The finance arrangements will vary depending on various situations. Payment arrangements are typically one of three scenarios: Hourly rate, Daily rate, or weekly rate. This is one of the questions to ask at the beginning of the process so the owner is aware of the situation.
The other important factor is how the locum tenens Doctor's business is set up for tax identification purposes. This affects how your clinic will pay the locum tenens doctor. The most common situations are: Corporation, business ID with sole proprietor, sole proprietor. Corporation: the locum Tenens DVM has set up a corporation that He/she works for and your clinic pays the corporation. This is the entity that your practice will pay.

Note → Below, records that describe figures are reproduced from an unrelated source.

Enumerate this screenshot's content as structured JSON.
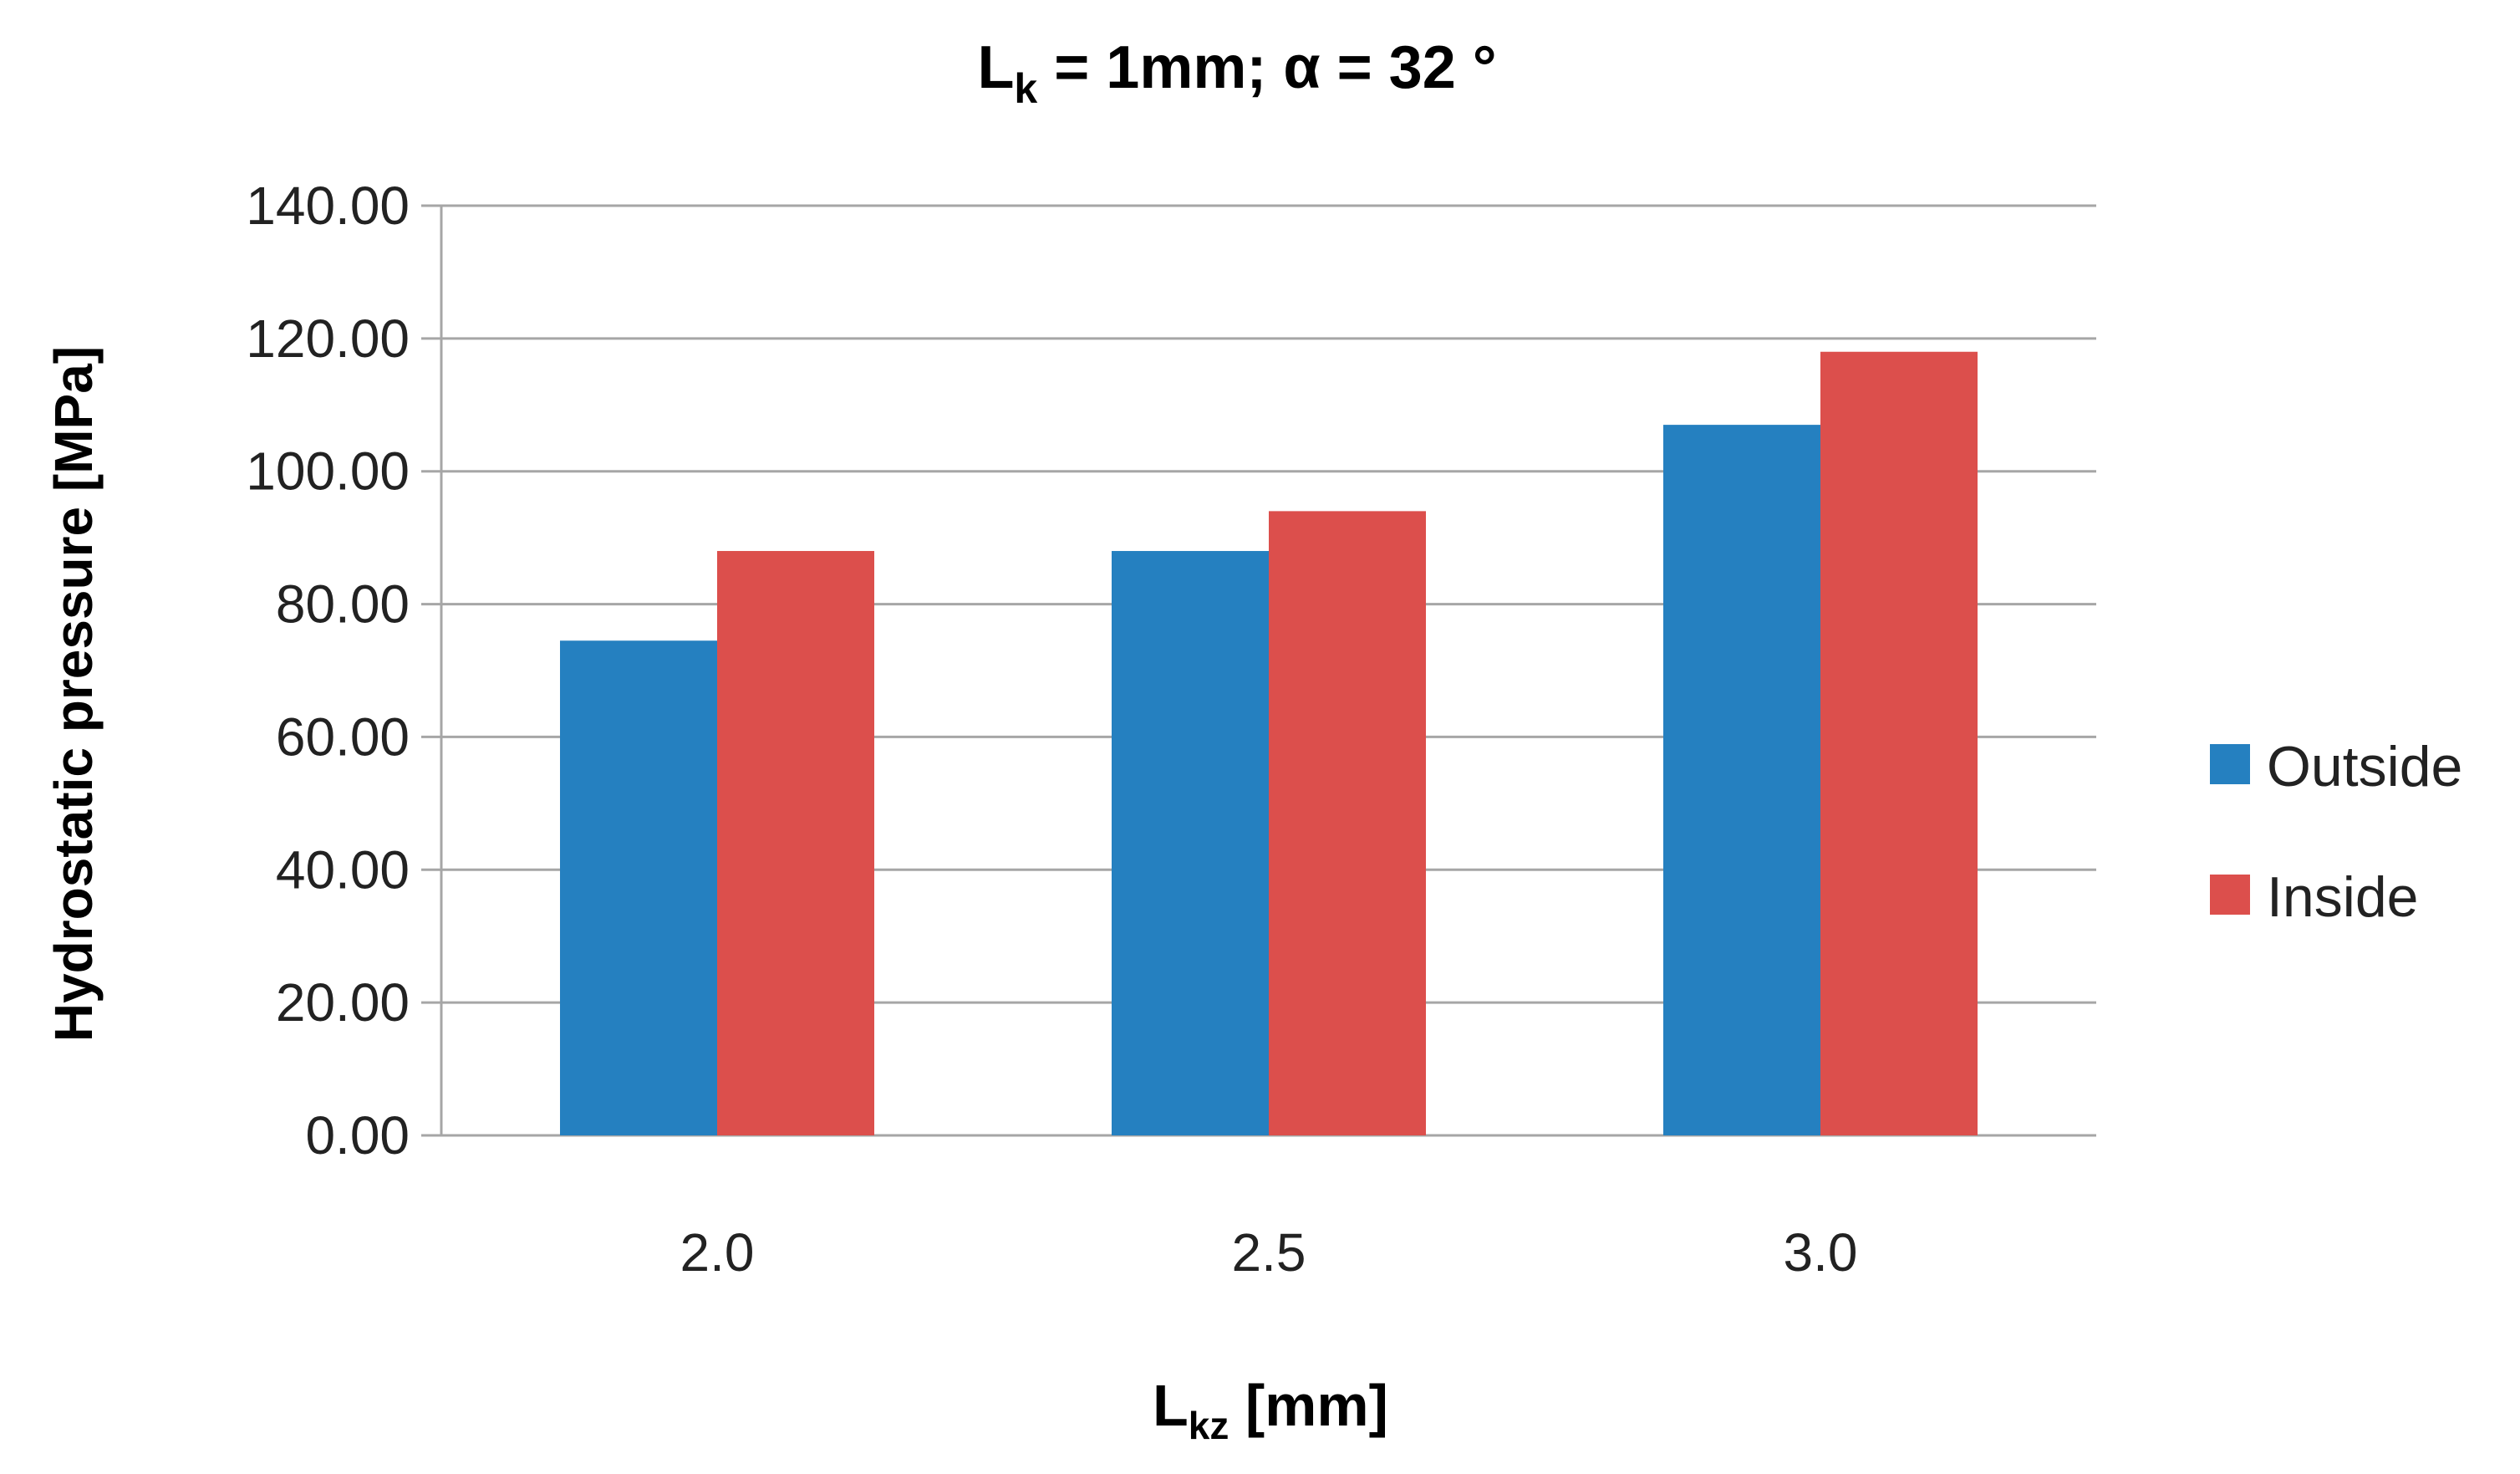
{
  "chart_data": {
    "type": "bar",
    "title": {
      "main": "L",
      "main_sub": "k",
      "rest": " = 1mm; α = 32 °"
    },
    "categories": [
      "2.0",
      "2.5",
      "3.0"
    ],
    "series": [
      {
        "name": "Outside",
        "color": "#2580c0",
        "values": [
          74.5,
          88.0,
          107.0
        ]
      },
      {
        "name": "Inside",
        "color": "#dc4f4c",
        "values": [
          88.0,
          94.0,
          118.0
        ]
      }
    ],
    "ylim": [
      0,
      140
    ],
    "yticks": [
      "0.00",
      "20.00",
      "40.00",
      "60.00",
      "80.00",
      "100.00",
      "120.00",
      "140.00"
    ],
    "ylabel": "Hydrostatic pressure [MPa]",
    "xlabel": {
      "main": "L",
      "sub": "kz",
      "rest": " [mm]"
    },
    "grid": true,
    "legend_position": "right"
  }
}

Business ID with sole proprietor: the Locum tenens has a Federal ID set up and files under that business name on the schedule C. You write your check to a business name, and receive a W-9 from the business prior to working, and send them a 1099R at the end of the year.
Individual/Sole Proprietor still will give you a W-9 with their Social Security number. The check of the clinic may be made out to the Doctor, and a 1099 is still sent if you pay the individual more than $600/year.
In some long term locum tenens situations, where the work schedule is semi-regular, the clinic owner may elect to have the locum tenens Doctor paid as an employee with regular withholding.
Federal IRS guidelines are good beginning points, but state classifications may be different depending on the agency that might look into the relationship. The state Workers Compensation agency may use one set of guidelines, and the state Internal revenue department may use a completely different set of guidelines to determine the relationship.
States and countries vary on how they will define the Doctor who seems to be working a semiregular schedule for an extended period of time. It would be wise to get advise from your accountant regarding how your state will handle such a situation. Each situation will have different benefits for you, and the locum tenens Doctor.